Como existe un consenso entre ellos en que la guerra española de 1936 no fue tan solo una guerra civil. Se inscribía en un contexto histórico de enorme polarización política internacional: eran los años de auge del fascismo, del comunismo y del anarquismo y España no estaba al margen de estos movimientos; en nuestra guerra intervinieron activamente potencias extranjeras tales como la Alemania de Hitler, la Italia de Mussolini, la Unión Soviética de Stalin y miles de brigadistas internacionales y contó con la no intervención activa de Francia y Reino Unido. Europa estaba a las puertas de la Segunda Guerra Mundial y las potencias se posicionaron en consecuencia.
Por ello, el punto de encuentro de los demócratas debería ser tratar de conocer aquellos hechos con el mayor desapasionamiento posible y tratar de entender las causas que condujeron a ese enfrentamiento fratricida, sobre todo con la intención de que algo así no pueda volver a suceder.
Afortunadamente, hay suficientes documentos históricos —libros, películas, etc.— escritos por profesionales neutrales, muchas veces extranjeros, que permiten conocer la verdad de aquellos hechos a quien honestamente lo pretenda. Cuando se conocen en detalle tales hechos, muchos de ellos horribles y tremendamente crueles, la reacción desde la distancia de los años no debería ser de rencor sino más bien de profunda lástima y compasión porque aquello pudiera haber sucedido.
Por eso, el primer objetivo de una ley de memoria debería ser promover el conocimiento de la verdad histórica e introducir dicho conocimiento en los curricula educativos, para que las nuevas generaciones entiendan lo que pasó. El objetivo de “verdad” y la pretensión de su difusión se repite numerosas veces en esta ley y nadie debería calificar eso como una traición a los españoles.
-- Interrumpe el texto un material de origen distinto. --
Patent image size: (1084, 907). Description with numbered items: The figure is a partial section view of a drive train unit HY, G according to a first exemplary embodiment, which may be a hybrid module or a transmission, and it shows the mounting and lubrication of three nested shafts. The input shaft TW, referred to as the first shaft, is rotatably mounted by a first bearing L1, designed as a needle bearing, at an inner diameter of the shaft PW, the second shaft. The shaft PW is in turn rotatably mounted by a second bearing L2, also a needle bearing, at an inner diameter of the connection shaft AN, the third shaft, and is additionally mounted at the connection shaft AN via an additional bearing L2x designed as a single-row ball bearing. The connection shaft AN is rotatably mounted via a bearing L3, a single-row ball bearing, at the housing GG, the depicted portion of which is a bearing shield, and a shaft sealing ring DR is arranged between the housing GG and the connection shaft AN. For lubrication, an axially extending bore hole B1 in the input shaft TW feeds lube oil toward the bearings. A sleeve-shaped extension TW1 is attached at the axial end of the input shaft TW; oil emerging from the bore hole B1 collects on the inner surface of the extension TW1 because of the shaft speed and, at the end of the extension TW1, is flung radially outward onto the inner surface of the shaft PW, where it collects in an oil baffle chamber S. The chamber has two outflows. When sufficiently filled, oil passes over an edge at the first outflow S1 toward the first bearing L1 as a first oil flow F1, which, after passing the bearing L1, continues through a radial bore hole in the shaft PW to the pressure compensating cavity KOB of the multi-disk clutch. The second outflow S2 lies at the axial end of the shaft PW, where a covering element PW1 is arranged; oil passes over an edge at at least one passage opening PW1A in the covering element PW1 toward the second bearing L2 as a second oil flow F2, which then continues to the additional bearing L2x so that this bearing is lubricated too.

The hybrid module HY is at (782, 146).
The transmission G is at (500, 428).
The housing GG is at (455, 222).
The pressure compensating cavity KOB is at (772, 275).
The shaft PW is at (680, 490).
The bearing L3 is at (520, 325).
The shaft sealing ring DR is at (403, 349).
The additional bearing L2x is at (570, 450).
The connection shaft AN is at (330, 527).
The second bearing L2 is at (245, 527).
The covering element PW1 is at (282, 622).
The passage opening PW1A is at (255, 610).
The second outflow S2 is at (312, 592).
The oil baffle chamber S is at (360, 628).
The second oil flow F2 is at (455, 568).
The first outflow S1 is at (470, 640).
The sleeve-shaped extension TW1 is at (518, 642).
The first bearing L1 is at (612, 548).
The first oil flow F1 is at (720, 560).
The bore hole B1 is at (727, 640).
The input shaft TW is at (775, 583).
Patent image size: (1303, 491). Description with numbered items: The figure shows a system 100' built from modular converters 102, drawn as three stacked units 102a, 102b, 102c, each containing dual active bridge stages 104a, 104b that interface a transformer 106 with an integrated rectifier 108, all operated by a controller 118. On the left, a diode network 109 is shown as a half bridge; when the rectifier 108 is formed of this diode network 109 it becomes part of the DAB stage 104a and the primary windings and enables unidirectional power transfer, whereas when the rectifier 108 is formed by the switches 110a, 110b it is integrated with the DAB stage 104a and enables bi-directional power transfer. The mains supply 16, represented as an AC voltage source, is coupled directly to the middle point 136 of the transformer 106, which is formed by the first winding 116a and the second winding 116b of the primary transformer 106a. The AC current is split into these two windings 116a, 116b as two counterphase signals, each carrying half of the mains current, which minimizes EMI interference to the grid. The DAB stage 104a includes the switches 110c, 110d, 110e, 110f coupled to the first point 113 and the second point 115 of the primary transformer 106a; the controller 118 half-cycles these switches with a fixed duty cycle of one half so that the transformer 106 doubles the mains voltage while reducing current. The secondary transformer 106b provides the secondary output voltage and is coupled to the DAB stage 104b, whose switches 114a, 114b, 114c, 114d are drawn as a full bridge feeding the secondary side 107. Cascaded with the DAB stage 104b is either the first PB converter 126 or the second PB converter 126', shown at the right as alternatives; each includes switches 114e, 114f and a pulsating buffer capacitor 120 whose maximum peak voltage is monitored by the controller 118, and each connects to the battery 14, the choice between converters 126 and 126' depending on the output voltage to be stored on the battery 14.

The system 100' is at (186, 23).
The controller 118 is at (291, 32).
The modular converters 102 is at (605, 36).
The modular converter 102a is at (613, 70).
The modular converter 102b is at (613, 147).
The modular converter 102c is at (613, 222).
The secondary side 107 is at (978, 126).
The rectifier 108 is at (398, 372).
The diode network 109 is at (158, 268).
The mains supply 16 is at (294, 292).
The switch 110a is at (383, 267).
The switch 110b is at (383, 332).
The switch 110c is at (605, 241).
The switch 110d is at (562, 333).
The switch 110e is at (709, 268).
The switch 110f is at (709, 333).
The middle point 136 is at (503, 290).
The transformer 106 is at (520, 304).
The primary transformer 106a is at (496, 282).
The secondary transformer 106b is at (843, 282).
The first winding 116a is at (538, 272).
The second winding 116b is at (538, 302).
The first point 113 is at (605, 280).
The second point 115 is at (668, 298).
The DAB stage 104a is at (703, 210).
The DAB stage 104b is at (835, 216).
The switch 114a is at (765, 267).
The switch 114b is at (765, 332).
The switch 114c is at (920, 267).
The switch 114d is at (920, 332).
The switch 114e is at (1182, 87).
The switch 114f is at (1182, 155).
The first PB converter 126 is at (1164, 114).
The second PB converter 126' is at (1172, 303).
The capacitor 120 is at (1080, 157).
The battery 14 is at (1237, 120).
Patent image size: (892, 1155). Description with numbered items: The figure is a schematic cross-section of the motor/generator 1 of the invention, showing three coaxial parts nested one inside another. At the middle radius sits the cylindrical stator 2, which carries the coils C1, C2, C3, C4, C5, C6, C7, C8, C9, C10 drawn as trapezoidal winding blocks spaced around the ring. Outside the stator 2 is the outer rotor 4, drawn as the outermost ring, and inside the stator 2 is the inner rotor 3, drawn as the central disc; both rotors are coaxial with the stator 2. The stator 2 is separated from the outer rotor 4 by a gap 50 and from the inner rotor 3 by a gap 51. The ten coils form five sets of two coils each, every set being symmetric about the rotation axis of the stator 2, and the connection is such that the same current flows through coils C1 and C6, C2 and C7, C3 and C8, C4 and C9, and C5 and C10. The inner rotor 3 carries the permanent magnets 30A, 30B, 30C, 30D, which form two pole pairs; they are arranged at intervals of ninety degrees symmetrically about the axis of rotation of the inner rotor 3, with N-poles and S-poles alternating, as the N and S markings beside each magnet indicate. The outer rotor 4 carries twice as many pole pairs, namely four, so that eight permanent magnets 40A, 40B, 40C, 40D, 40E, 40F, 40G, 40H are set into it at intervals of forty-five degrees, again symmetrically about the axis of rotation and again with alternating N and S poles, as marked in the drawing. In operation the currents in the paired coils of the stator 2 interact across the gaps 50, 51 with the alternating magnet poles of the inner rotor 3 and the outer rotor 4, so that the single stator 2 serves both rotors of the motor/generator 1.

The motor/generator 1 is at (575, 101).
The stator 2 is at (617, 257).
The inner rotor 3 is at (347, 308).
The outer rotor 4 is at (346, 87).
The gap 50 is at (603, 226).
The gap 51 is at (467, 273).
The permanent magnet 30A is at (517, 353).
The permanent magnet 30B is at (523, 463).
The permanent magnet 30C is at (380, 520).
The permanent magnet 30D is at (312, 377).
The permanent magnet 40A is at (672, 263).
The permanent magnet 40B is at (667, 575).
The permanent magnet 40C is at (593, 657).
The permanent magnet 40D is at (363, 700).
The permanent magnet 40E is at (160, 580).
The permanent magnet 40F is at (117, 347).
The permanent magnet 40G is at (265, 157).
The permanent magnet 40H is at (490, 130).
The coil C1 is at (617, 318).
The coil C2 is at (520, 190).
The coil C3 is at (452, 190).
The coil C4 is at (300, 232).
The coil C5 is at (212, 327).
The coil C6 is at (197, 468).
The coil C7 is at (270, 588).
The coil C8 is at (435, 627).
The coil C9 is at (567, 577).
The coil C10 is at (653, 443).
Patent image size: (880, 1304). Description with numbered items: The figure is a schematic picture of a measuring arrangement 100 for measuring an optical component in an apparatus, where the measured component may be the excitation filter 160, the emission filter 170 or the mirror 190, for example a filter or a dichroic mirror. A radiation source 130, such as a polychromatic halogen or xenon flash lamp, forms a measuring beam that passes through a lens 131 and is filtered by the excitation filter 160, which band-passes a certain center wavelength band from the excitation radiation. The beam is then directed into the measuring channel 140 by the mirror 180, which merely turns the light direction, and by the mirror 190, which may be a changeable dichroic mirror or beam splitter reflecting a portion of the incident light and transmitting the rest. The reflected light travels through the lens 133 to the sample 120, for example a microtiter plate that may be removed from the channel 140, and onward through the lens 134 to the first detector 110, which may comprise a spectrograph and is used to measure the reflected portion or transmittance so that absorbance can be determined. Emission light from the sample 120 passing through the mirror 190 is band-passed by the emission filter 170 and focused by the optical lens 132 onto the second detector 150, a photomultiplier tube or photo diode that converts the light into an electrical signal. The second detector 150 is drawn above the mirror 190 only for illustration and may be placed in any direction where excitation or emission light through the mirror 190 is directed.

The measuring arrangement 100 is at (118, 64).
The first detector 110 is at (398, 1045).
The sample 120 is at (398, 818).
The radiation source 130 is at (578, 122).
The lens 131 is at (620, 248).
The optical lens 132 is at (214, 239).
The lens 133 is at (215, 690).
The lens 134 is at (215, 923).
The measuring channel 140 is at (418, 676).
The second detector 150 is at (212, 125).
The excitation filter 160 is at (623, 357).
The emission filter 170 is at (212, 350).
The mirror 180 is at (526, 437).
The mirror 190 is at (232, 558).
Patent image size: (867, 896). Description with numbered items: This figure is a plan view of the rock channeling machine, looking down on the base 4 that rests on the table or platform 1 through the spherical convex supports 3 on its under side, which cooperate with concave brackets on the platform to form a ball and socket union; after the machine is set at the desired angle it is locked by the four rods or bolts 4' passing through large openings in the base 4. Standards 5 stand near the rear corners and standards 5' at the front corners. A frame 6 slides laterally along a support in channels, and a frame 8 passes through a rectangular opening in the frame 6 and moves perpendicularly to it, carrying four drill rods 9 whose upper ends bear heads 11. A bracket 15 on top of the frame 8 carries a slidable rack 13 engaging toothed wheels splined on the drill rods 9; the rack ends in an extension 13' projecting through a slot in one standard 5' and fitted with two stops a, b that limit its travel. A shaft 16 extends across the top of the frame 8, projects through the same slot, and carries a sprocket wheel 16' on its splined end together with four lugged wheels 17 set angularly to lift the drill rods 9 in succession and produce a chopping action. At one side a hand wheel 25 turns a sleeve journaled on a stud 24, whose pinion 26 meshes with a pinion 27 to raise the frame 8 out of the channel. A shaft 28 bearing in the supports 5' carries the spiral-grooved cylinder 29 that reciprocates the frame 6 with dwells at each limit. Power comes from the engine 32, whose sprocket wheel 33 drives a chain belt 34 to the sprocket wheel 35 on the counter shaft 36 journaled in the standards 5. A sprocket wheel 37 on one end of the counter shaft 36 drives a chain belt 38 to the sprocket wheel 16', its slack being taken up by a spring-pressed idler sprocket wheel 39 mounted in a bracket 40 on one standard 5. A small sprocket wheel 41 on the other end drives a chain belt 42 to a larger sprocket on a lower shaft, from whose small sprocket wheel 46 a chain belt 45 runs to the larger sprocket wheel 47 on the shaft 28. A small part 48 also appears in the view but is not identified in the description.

La segunda palabra que se repite es “reparación” a las víctimas. La ley es muy cuidadosa en definir qué se entiende por “victima”, de forma que incluya a las de ambos bandos. Se consideran como tales a las personas que fallecieron en la guerra o fueron perseguidas por sus ideas políticas, religiosas o de orientación sexual, tanto durante, como después de ella. Conocer y difundir la verdad histórica ya es, de hecho, parte de la reparación.
Otra parte es que el Estado asuma en la ley la obligación de la búsqueda y exhumación de los desaparecidos, de hacer un inventario de las fosas donde todavía permanecen muchos de ellos y de confeccionar un registro público de las víctimas. Parece que esta parte de la ley sí ha sido asumida por la derecha en otras ocasiones. Como bien dijo el ministro Félix Bolaños, “permitir a miles de personas recuperar los restos de sus seres queridos no es de izquierdas ni de derechas”.
Promover la verdad histórica y reparar a las víctimas son los objetivos esenciales de esta ley y no se entiende por qué eso puede despertar recelos en la derecha. Cierto es que, en el Título Preliminar, se condenan el golpe de Estado de Franco que dio origen a la guerra y la dictadura posterior. Pero, ¿por qué esto no es asumible por la derecha? ¿Es acaso deformar la historia? Que Franco se levantó contra la República y que su régimen fue una dictadura lo admiten todos los historiadores.
Mi más sincera opinión es que nuestra derecha —excluyendo de ella a Vox, que nunca la hizo— no ha culminado la Transición y sigue anclada en los estereotipos del pasado. Si abrazara honestamente la totalidad de los principios democráticos, no tendría más remedio que condenar todos los regímenes autoritarios y en ellos se incluyen, no solo la Unión Soviética de Stalin, la Cuba de Castro o la actual Rusia de Putin, sino también el Chile de Pinochet, la Argentina de Videla y la España de Franco.